Amfo is suspected to have hopped a flight to Ghana this past weekend.
Hedlund, denouncing the sanctuary movement, said, “If we didn’t take this approach where we want to resist Homeland Security and ICE, had we honored ICE’s request on the immigration detainer, this wouldn’t have happened. And if we had people
in the courts displaying common sense, this wouldn’t have happened. Someone who is in the country illegally, I don’t think that you should have allowed him 24 hours to produce a passport, it should not have been a condition to any release.”
An ICE spokesman has said in a statement: “That detainer should have followed the alien as he transferred from the Quincy Court House. The court chose not to forward the detainer to Norfolk County, allowing for his subsequent release on bail from custody . ... This case highlights the potential dangers of policies that prohibit cooperation with ICE. ICE detainers serve as a legally authorized request, upon which a law enforcement agency may rely, to continue to maintain custody of an alien for up to 48 hours so that ICE may assume custody for removal purposes.”

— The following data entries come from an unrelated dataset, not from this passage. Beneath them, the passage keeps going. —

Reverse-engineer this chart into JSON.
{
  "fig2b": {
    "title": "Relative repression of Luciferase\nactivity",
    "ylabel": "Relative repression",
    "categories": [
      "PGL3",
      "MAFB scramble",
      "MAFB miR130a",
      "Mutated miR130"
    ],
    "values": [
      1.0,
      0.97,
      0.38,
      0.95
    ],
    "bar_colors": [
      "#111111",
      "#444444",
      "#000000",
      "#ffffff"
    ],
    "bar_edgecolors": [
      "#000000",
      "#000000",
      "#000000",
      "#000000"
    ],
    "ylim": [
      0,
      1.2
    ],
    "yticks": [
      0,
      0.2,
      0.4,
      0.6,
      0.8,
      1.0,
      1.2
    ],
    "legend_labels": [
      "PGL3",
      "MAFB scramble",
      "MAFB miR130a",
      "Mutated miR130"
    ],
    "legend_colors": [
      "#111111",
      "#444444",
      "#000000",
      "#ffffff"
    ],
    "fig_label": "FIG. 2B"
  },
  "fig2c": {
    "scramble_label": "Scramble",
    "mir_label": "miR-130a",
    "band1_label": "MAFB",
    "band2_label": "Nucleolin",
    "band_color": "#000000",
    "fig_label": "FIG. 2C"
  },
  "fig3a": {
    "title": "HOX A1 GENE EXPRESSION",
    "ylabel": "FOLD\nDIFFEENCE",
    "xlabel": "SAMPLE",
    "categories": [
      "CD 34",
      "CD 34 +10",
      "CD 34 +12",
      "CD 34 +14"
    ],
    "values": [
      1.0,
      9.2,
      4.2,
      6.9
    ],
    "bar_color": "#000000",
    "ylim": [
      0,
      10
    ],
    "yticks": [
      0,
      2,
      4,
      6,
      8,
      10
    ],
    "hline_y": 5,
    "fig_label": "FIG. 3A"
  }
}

Weymouth police Capt. Richard M. Fuller said in an email yesterday, “The Weymouth Police received an Immigration Detainer regarding Frederick Q. AMFO from The Department of Homeland Security on April 12th, 2018, and it was forwarded to the District Court with the arrest paperwork.”
Both the Norfolk District Attorney’s office and the Norfolk County sheriff’s office have said they never received any information about a detainer.
But a Trial Court spokeswoman said, “The Quincy District Court did not receive an immigration detainer document for defendant Frederick Amfo. Consistent with court practice, had the Quincy District Court received a copy of an immigration detainer it would have forwarded that detainer to the House of Correction.”
Amfo’s case is the latest evidence of growing tension between state and federal immigration authorities on the heels of a Supreme Judicial Court decision last year. The SJC declared that state officials don’t have the power to detain someone based on a request from ICE alone.
Murray, 30, of Weymouth, declined comment yesterday. However, she has said she is tired of the blame game and her emotional “wound is still very much open and raw.”
Hedlund said Murray has been courageous to come forward to police. But now “she’s got to endure the fact that there is no justice,” he said.